Captain Fantasy: At that same show I wanted to hear “Captain Fantasy,” maybe a little too much. I kept yelling to the stage for it. Yeah, admittedly, I was that guy. Normally I wouldn’t have done such a thing, but with a little liquid courage, judgement went astray and I was rewarded for it. The band played it during their encore and the only way I could express myself was repeatedly jumping straight up with my hands high above my head.

You Fucked Up: At a show at Brooklyn’s McCarran Park Pool in 2008, I saw Deaner call out the sound technician at the venue after the speakers on one side suddenly went out towards the end of the show. The band quickly met in the middle of stage and started “You Fucked Up,” after the problem was fixed, much to the crowd’s approval expressed through laughter.

Can You Taste the Waste?: After that show in Brooklyn, someone I was with grabbed a nitrous balloon from from one of the friendly pushers sellig them outside the venue. He took a pull, looked at me and asked matter-of-factly, “Can You Taste the Waste?” And then we all just laughed carried on and later lightly ridiculed him, as friends do, for his ill-advised choice.
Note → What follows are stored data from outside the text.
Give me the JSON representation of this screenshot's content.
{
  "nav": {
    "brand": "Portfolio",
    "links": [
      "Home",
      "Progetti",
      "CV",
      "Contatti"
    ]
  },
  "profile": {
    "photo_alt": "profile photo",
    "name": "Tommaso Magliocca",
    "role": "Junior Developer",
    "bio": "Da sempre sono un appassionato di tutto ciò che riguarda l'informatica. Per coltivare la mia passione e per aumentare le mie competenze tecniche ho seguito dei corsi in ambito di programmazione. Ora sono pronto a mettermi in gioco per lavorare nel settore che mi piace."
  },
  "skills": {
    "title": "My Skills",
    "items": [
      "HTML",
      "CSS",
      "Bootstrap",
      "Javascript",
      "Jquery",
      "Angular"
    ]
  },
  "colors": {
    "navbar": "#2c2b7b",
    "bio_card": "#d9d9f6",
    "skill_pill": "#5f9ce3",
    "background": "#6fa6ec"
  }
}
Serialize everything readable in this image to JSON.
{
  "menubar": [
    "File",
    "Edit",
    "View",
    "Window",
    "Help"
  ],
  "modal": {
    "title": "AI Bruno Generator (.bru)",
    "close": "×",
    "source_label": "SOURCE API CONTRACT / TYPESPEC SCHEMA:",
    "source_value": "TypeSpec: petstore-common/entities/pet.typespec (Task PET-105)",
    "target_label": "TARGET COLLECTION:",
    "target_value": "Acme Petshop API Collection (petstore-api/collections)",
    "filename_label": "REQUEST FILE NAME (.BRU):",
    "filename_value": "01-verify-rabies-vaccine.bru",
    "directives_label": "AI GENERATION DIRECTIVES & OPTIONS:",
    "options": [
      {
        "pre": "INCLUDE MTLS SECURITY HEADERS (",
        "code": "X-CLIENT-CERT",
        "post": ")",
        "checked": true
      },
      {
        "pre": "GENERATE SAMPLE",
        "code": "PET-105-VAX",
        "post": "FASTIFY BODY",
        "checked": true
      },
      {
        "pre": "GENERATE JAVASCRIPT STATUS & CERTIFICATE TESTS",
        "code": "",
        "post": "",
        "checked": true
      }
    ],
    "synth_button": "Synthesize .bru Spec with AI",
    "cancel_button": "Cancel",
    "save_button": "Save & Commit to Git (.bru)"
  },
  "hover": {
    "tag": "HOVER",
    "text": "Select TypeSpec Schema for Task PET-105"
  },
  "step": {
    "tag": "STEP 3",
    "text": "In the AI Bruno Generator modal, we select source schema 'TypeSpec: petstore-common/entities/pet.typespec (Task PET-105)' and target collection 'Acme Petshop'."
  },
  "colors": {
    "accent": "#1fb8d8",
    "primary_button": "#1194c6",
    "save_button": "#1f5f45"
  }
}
Springtheme: It’s a beautiful spring afternoon. I’m standing on Main Street in beaucolic Kutztown, Pennsylvania, waiting for the oncoming cars to pass. One of them is blasting “Springtheme.” It instantly made me smile and feel at home, surprised I was able to identify the song at all, and happy I was there to cross at the street at that time.

Baby Bitch: Once a girl I had a massive crush on played this one at a party in college. I instantly melted. Her and I later became good friends, but I never told her about this mostly trivial moment. She got engaged this year. Congratulations.